PAH litigation trust v Water Street Healthcare is one example of a post-transactional dispute. In an ongoing adversary action in Delaware bankruptcy court, the PAH Litigation Trust claimed former Physiotherapy Holdings controlling shareholders Water Street Healthcare Partners LP and Wind Point Partners LP, along with several affiliates, orchestrated a scheme to make it appear the physiotherapy chain was worth roughly twice its actual value, designing a leveraged buyout at the inflated price, but transferring $248.6 million in borrowed funds to themselves and exiting “before the reality could catch up with them”.
According to the complaint, the deal made Physiotherapy instantly insolvent, leading to a Chapter 11 filing in 2013, and leaving creditors holding the bag and the new buyer’s equity investment gutted.
The second risk relates to “catastrophic loss”, which in the case of a private equity firm would be something such as a data breach. “It is clear the litigation climate for private funds sponsors is rapidly changing. But those who take early and proactive steps to manage their risk will be well positioned to weather the storm,” Proskauer said in its most recent annual outlook for private funds.
“In reaching its decision on the [Dutch] ACM ruling, the court of appeal considered whether portfolio companies independently determine their own conduct or whether portfolio companies have decisive influence.”

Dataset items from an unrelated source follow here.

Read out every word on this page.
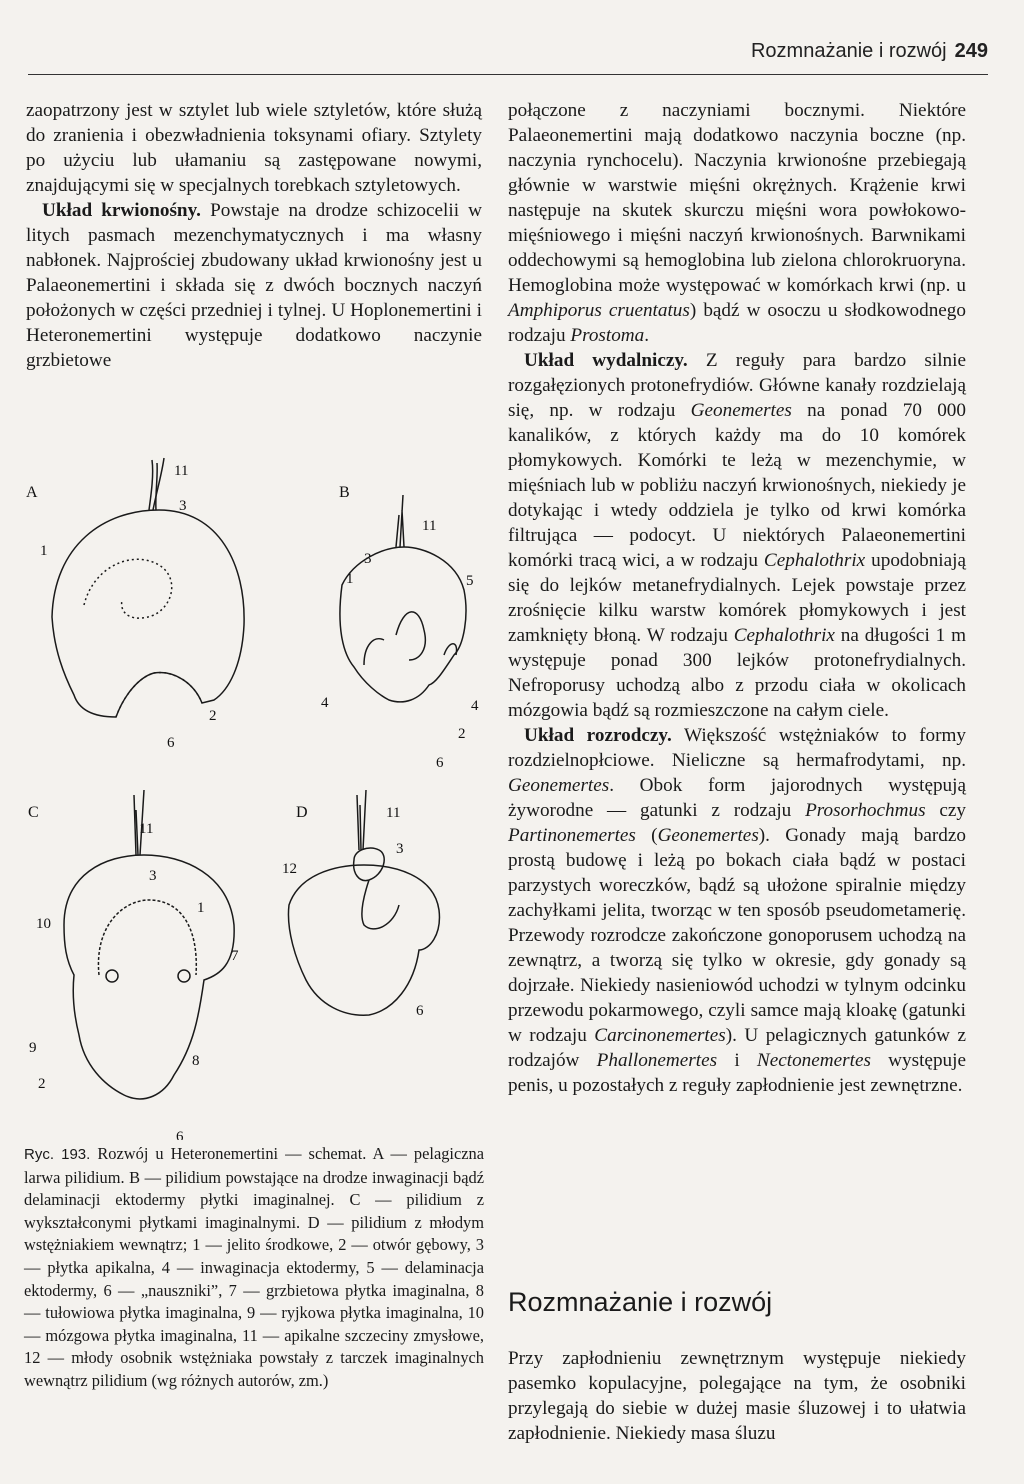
Rozmnażanie i rozwój 249

zaopatrzony jest w sztylet lub wiele sztyletów, które służą do zranienia i obezwładnienia toksynami ofiary. Sztylety po użyciu lub ułamaniu są zastępowane nowymi, znajdującymi się w specjalnych torebkach sztyletowych.

Układ krwionośny. Powstaje na drodze schizocelii w litych pasmach mezenchymatycznych i ma własny nabłonek. Najprościej zbudowany układ krwionośny jest u Palaeonemertini i składa się z dwóch bocznych naczyń położonych w części przedniej i tylnej. U Hoplonemertini i Heteronemertini występuje dodatkowo naczynie grzbietowe

A	B
C	D
11
3
1
2
6
11
3
1	5
4	4
2
6
11
3
1
10
7
9
8
2
6
11
3
12
6
Ryc. 193. Rozwój u Heteronemertini — schemat. A — pelagiczna larwa pilidium. B — pilidium powstające na drodze inwaginacji bądź delaminacji ektodermy płytki imaginalnej. C — pilidium z wykształconymi płytkami imaginalnymi. D — pilidium z młodym wstężniakiem wewnątrz; 1 — jelito środkowe, 2 — otwór gębowy, 3 — płytka apikalna, 4 — inwaginacja ektodermy, 5 — delaminacja ektodermy, 6 — „nauszniki”, 7 — grzbietowa płytka imaginalna, 8 — tułowiowa płytka imaginalna, 9 — ryjkowa płytka imaginalna, 10 — mózgowa płytka imaginalna, 11 — apikalne szczeciny zmysłowe, 12 — młody osobnik wstężniaka powstały z tarczek imaginalnych wewnątrz pilidium (wg różnych autorów, zm.)

połączone z naczyniami bocznymi. Niektóre Palaeonemertini mają dodatkowo naczynia boczne (np. naczynia rynchocelu). Naczynia krwionośne przebiegają głównie w warstwie mięśni okrężnych. Krążenie krwi następuje na skutek skurczu mięśni wora powłokowo-mięśniowego i mięśni naczyń krwionośnych. Barwnikami oddechowymi są hemoglobina lub zielona chlorokruoryna. Hemoglobina może występować w komórkach krwi (np. u Amphiporus cruentatus) bądź w osoczu u słodkowodnego rodzaju Prostoma.

Układ wydalniczy. Z reguły para bardzo silnie rozgałęzionych protonefrydiów. Główne kanały rozdzielają się, np. w rodzaju Geonemertes na ponad 70 000 kanalików, z których każdy ma do 10 komórek płomykowych. Komórki te leżą w mezenchymie, w mięśniach lub w pobliżu naczyń krwionośnych, niekiedy je dotykając i wtedy oddziela je tylko od krwi komórka filtrująca — podocyt. U niektórych Palaeonemertini komórki tracą wici, a w rodzaju Cephalothrix upodobniają się do lejków metanefrydialnych. Lejek powstaje przez zrośnięcie kilku warstw komórek płomykowych i jest zamknięty błoną. W rodzaju Cephalothrix na długości 1 m występuje ponad 300 lejków protonefrydialnych. Nefroporusy uchodzą albo z przodu ciała w okolicach mózgowia bądź są rozmieszczone na całym ciele.

Układ rozrodczy. Większość wstężniaków to formy rozdzielnopłciowe. Nieliczne są hermafrodytami, np. Geonemertes. Obok form jajorodnych występują żyworodne — gatunki z rodzaju Prosorhochmus czy Partinonemertes (Geonemertes). Gonady mają bardzo prostą budowę i leżą po bokach ciała bądź w postaci parzystych woreczków, bądź są ułożone spiralnie między zachyłkami jelita, tworząc w ten sposób pseudometamerię. Przewody rozrodcze zakończone gonoporusem uchodzą na zewnątrz, a tworzą się tylko w okresie, gdy gonady są dojrzałe. Niekiedy nasieniowód uchodzi w tylnym odcinku przewodu pokarmowego, czyli samce mają kloakę (gatunki w rodzaju Carcinonemertes). U pelagicznych gatunków z rodzajów Phallonemertes i Nectonemertes występuje penis, u pozostałych z reguły zapłodnienie jest zewnętrzne.

Rozmnażanie i rozwój

Przy zapłodnieniu zewnętrznym występuje niekiedy pasemko kopulacyjne, polegające na tym, że osobniki przylegają do siebie w dużej masie śluzowej i to ułatwia zapłodnienie. Niekiedy masa śluzu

The behaviour and responsibilities of a private equity firm are different from those of a pure financial investor; private equity firms may have active management of portfolio companies, whereas pure financial investors tend to have little or no involvement with management.
“Proper due diligence can reduce the risk a private equity firm be held responsible for activities of its portfolio company,” Proskauer said.